Exploring the role of L-tartaric acid in ovarian cancer: Pyroptosis and inflammation as key targets
L-tartaric acid in ovarian cancer
DOI:
https://doi.org/10.56042/ijeb.v64i01.24453Keywords:
L-Tartaric acid, Ovarian cancer, Pyroptosis, Cell cycle arrest, InflammationAbstract
Ovarian cancer is one of the most lethal gynecological malignancies, and treatment options for it are limited. L-tartaric acid, an organic compound from natural resources, especially grapes, has shown potential anticancer properties but remains underexplored in ovarian carcinoma. The present study was designed to investigate its effects on A2780 ovarian cancer cells, with a focus on cell cycle control, pyroptosis, autophagy, and inflammation. Cells were treated with different concentrations of L-tartaric acid, and viability was assessed using MTT assays.
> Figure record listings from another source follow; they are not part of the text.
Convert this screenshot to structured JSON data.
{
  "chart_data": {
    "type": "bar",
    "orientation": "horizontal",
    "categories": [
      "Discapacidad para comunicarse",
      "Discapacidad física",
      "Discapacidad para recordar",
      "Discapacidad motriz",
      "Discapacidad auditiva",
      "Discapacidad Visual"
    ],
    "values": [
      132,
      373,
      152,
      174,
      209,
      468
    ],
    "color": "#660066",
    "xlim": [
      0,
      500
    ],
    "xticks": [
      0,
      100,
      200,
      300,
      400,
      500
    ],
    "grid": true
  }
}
Expressions of CCND1, CCNE1, GSDMD, GSDME, MAP1LC3B, ATG5, IL1B, and IL6 were determined by RT-qPCR, while IL-1β and IL-6 protein levels were measured using ELISA. L-tartaric acid significantly reduced cell viability (P< 0.05) and downregulated CCND1 and CCNE1, indicating G1 phase arrest. GSDMD and GSDME expression, as well as IL-1β and IL-6 secretion, were also decreased, whereas autophagy-related genes (MAP1LC3B, ATG5) remained unchanged. These findings raise the possibility that L-tartaric acid may exhibit cytostatic and anti-inflammatory activities against ovarian carcinoma cells, likely by inhibition of pyroptosis-involved inflammatory pathways. The findings support further investigation of L-tartaric acid as a candidate compound for ovarian cancer therapy.